Wenn Klatschreporter "Baby" Schimmerlos durch Münchens Szene der 80er-Jahre pirscht, dann ist er stets auf der Suche nach der schlüpfrigsten Story. Egal, ob es um die vermeintlichen Krampfadern eines Weltstars oder um die vermutliche Schwangerschaft eines Starlets geht. Wer in seiner viel gelesenen Kolumne der fiktiven Münchner Allgemeinen Tageszeitung, kurz MATZ, auftaucht, hat es geschafft. Denn Dabeisein ist alles in der Schickeria. Der Kontakt zu Prominenten verhilft schließlich sogar "Baby" zu einem Ansehen, das seinem Berufsstand eher abgeht.

"Dat is doch der Herr Schimmerlos, wat trinkt der denn da mit seiner Dame?' 'Kir Royal, Herr Generaldirektor."

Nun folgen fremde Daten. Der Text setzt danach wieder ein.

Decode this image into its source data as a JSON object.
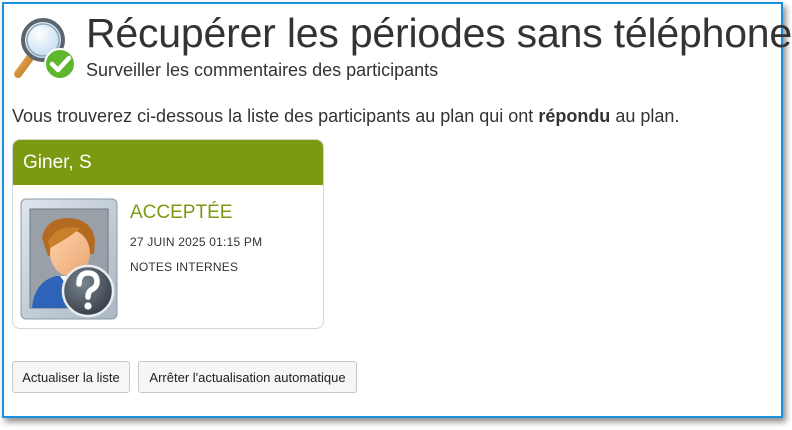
{
  "header": {
    "title": "Récupérer les périodes sans téléphone",
    "subtitle": "Surveiller les commentaires des participants",
    "icon": "magnifier-check-icon"
  },
  "intro": {
    "before": "Vous trouverez ci-dessous la liste des participants au plan qui ont ",
    "bold": "répondu",
    "after": " au plan."
  },
  "participants": [
    {
      "name": "Giner, S",
      "status": "ACCEPTÉE",
      "date": "27 JUIN 2025 01:15 PM",
      "notes_label": "NOTES INTERNES",
      "avatar": "unknown-user-icon"
    }
  ],
  "actions": {
    "refresh_label": "Actualiser la liste",
    "stop_auto_label": "Arrêter l'actualisation automatique"
  },
  "colors": {
    "accent_green": "#7b9a12",
    "frame_blue": "#1c8fdc",
    "text": "#333333"
  }
}
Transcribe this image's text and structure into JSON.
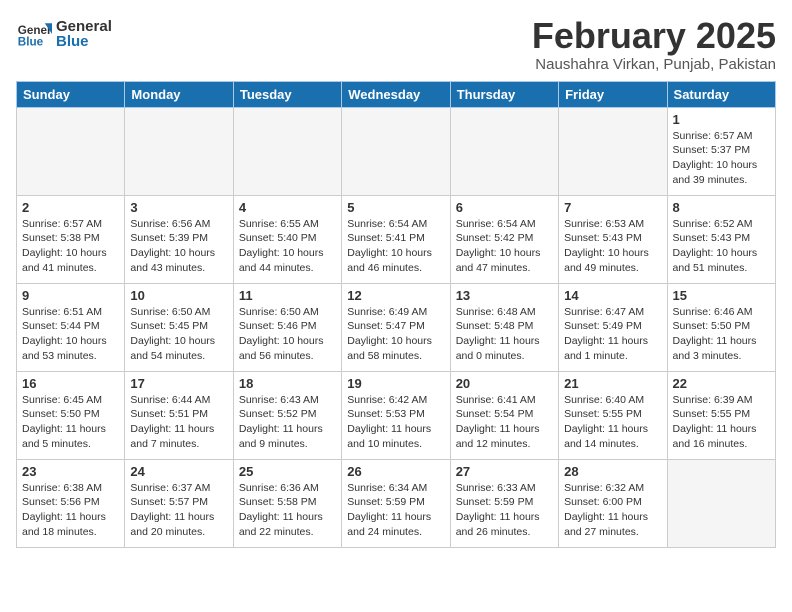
{
  "header": {
    "logo_general": "General",
    "logo_blue": "Blue",
    "month_title": "February 2025",
    "location": "Naushahra Virkan, Punjab, Pakistan"
  },
  "weekdays": [
    "Sunday",
    "Monday",
    "Tuesday",
    "Wednesday",
    "Thursday",
    "Friday",
    "Saturday"
  ],
  "weeks": [
    [
      {
        "day": "",
        "info": ""
      },
      {
        "day": "",
        "info": ""
      },
      {
        "day": "",
        "info": ""
      },
      {
        "day": "",
        "info": ""
      },
      {
        "day": "",
        "info": ""
      },
      {
        "day": "",
        "info": ""
      },
      {
        "day": "1",
        "info": "Sunrise: 6:57 AM\nSunset: 5:37 PM\nDaylight: 10 hours\nand 39 minutes."
      }
    ],
    [
      {
        "day": "2",
        "info": "Sunrise: 6:57 AM\nSunset: 5:38 PM\nDaylight: 10 hours\nand 41 minutes."
      },
      {
        "day": "3",
        "info": "Sunrise: 6:56 AM\nSunset: 5:39 PM\nDaylight: 10 hours\nand 43 minutes."
      },
      {
        "day": "4",
        "info": "Sunrise: 6:55 AM\nSunset: 5:40 PM\nDaylight: 10 hours\nand 44 minutes."
      },
      {
        "day": "5",
        "info": "Sunrise: 6:54 AM\nSunset: 5:41 PM\nDaylight: 10 hours\nand 46 minutes."
      },
      {
        "day": "6",
        "info": "Sunrise: 6:54 AM\nSunset: 5:42 PM\nDaylight: 10 hours\nand 47 minutes."
      },
      {
        "day": "7",
        "info": "Sunrise: 6:53 AM\nSunset: 5:43 PM\nDaylight: 10 hours\nand 49 minutes."
      },
      {
        "day": "8",
        "info": "Sunrise: 6:52 AM\nSunset: 5:43 PM\nDaylight: 10 hours\nand 51 minutes."
      }
    ],
    [
      {
        "day": "9",
        "info": "Sunrise: 6:51 AM\nSunset: 5:44 PM\nDaylight: 10 hours\nand 53 minutes."
      },
      {
        "day": "10",
        "info": "Sunrise: 6:50 AM\nSunset: 5:45 PM\nDaylight: 10 hours\nand 54 minutes."
      },
      {
        "day": "11",
        "info": "Sunrise: 6:50 AM\nSunset: 5:46 PM\nDaylight: 10 hours\nand 56 minutes."
      },
      {
        "day": "12",
        "info": "Sunrise: 6:49 AM\nSunset: 5:47 PM\nDaylight: 10 hours\nand 58 minutes."
      },
      {
        "day": "13",
        "info": "Sunrise: 6:48 AM\nSunset: 5:48 PM\nDaylight: 11 hours\nand 0 minutes."
      },
      {
        "day": "14",
        "info": "Sunrise: 6:47 AM\nSunset: 5:49 PM\nDaylight: 11 hours\nand 1 minute."
      },
      {
        "day": "15",
        "info": "Sunrise: 6:46 AM\nSunset: 5:50 PM\nDaylight: 11 hours\nand 3 minutes."
      }
    ],
    [
      {
        "day": "16",
        "info": "Sunrise: 6:45 AM\nSunset: 5:50 PM\nDaylight: 11 hours\nand 5 minutes."
      },
      {
        "day": "17",
        "info": "Sunrise: 6:44 AM\nSunset: 5:51 PM\nDaylight: 11 hours\nand 7 minutes."
      },
      {
        "day": "18",
        "info": "Sunrise: 6:43 AM\nSunset: 5:52 PM\nDaylight: 11 hours\nand 9 minutes."
      },
      {
        "day": "19",
        "info": "Sunrise: 6:42 AM\nSunset: 5:53 PM\nDaylight: 11 hours\nand 10 minutes."
      },
      {
        "day": "20",
        "info": "Sunrise: 6:41 AM\nSunset: 5:54 PM\nDaylight: 11 hours\nand 12 minutes."
      },
      {
        "day": "21",
        "info": "Sunrise: 6:40 AM\nSunset: 5:55 PM\nDaylight: 11 hours\nand 14 minutes."
      },
      {
        "day": "22",
        "info": "Sunrise: 6:39 AM\nSunset: 5:55 PM\nDaylight: 11 hours\nand 16 minutes."
      }
    ],
    [
      {
        "day": "23",
        "info": "Sunrise: 6:38 AM\nSunset: 5:56 PM\nDaylight: 11 hours\nand 18 minutes."
      },
      {
        "day": "24",
        "info": "Sunrise: 6:37 AM\nSunset: 5:57 PM\nDaylight: 11 hours\nand 20 minutes."
      },
      {
        "day": "25",
        "info": "Sunrise: 6:36 AM\nSunset: 5:58 PM\nDaylight: 11 hours\nand 22 minutes."
      },
      {
        "day": "26",
        "info": "Sunrise: 6:34 AM\nSunset: 5:59 PM\nDaylight: 11 hours\nand 24 minutes."
      },
      {
        "day": "27",
        "info": "Sunrise: 6:33 AM\nSunset: 5:59 PM\nDaylight: 11 hours\nand 26 minutes."
      },
      {
        "day": "28",
        "info": "Sunrise: 6:32 AM\nSunset: 6:00 PM\nDaylight: 11 hours\nand 27 minutes."
      },
      {
        "day": "",
        "info": ""
      }
    ]
  ]
}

Benannt nach dem Schicki-Micki-Getränk des Jahrzehnts, startete die sechsteilige Serie am 22. September 1986 im Abendprogramm der ARD. Schnell wurde "Kir Royal" in der bis dahin gewohnt öffentlich-rechtlichen Ausgewogenheits-Langeweile zum frech unterhaltenden Publikumsrenner. Während zwei Jahre nach der forcierten Einführung des Privatfernsehens durch die Kohl-Regierung, der Stumpfsinn in Titten-Shows wie "Tutti Frutti" eskalierte und auch das ZDF mit seiner Kitsch-Oper "Schwarzwaldklinik" dem beginnenden Quotenwahn huldigte, geriet die Klatschreporter-Saga um Baby Schimmerlos zur ungewohnt boshaften Gesellschaftssatire. Die Katholische Kirche etwa hätte "Kir Royal" wegen einer Schmiergeldszene im Beichtstuhl am liebsten zum Teufel gewünscht.
" 'Möchtest du eine Quittung, mein Sohn'' 'Nein, Hochwürden.' 'Deine Sünden sind dir vergeben. Mögst du jetzt den Leib des Herrn empfangen mein Sohn.' 'Oder zuerst den Bürgermeister."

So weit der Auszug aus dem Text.